For landmark identification on the smartphone, a capacitive stylus was chosen due to its low cost and compatibility with touch screens, deeming it suitable for most smartphones and tablets.23 The tip design was selected to favor accuracy, as an alternative to capacitive styli with larger soft rubber tips. Other options, including finer, ball-point pen-like tips, are limited to compatibility with specific models of handheld devices, meaning the input framework was evaluated and modified to allow for active pen input.24 Despite the selection of the thinnest compatible tip, its 2-mm diameter may have incorporated errors that may have remained unidentified within the circle marker. This rationale may explain why tracing in OneCeph through the computer resulted in slightly better repeatability
results since the identification was performed with the tip of the cursor. However, the use of screen-sharing software, even in its highest quality settings, may affect the image resolution or quality, not detailed by the manufacturers; this may have somehow affected tracing accuracy in this study.

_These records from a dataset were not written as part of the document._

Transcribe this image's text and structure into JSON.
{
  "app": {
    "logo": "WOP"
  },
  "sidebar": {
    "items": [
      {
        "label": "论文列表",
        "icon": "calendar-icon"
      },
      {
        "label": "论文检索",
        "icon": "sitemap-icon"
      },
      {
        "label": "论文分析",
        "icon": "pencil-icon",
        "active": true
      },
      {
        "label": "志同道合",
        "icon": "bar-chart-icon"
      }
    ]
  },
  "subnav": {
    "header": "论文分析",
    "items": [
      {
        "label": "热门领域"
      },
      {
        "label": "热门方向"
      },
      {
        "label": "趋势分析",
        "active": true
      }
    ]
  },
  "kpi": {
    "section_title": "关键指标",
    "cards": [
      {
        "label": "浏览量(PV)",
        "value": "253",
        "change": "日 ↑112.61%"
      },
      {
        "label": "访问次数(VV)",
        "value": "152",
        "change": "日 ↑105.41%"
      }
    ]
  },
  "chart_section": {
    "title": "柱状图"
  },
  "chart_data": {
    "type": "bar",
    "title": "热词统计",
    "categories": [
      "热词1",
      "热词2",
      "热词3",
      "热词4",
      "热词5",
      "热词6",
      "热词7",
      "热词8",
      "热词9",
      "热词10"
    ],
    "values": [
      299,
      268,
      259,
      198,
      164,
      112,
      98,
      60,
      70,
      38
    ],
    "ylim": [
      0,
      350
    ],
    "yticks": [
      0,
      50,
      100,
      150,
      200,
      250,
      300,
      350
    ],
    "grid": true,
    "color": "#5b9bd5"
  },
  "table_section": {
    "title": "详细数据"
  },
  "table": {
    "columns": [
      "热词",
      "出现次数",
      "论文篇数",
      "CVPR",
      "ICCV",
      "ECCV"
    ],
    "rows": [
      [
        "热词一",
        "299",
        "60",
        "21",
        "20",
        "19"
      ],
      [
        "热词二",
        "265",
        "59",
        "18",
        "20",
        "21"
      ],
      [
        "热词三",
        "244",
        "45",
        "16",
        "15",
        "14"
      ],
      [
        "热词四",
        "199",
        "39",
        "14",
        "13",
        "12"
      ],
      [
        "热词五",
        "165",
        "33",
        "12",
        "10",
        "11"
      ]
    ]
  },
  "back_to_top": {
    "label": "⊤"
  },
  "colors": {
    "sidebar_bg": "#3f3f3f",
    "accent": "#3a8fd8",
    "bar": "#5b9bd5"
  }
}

Although the general results of the OneCeph app for cephalometric analysis in orthodontic practice seem favorable, cephalometric values should always be subject to clinical judgment alongside the radiograph and be regarded solely as an auxiliary tool for patient diagnosis.
The design chosen for the study involved treating cephalometric measurements directly as dependent variables, which favors more clinically relevant results. It has been shown that each landmark presents a non-random distribution of identification errors,25 and this was not further explored in this study. However, an additional step in which the landmarks would have to be manually re-identified through software for coordinate pair attribution would likely imply additional operator error. A study design involving more than one examiner and more than two tracing sessions could have produced more relevant results, although impacting its feasibility.
Conclusions
OneCeph demonstrated adequate accuracy and efficiency both on smartphone and computer interfaces. Although its use in cephalometric analysis seems suitable in orthodontic clinical practice, clinical judgment is critical when interpreting the measurement output, especially if landmark identification is performed on handheld devices, which may result in a higher frequency of gross landmark identification errors.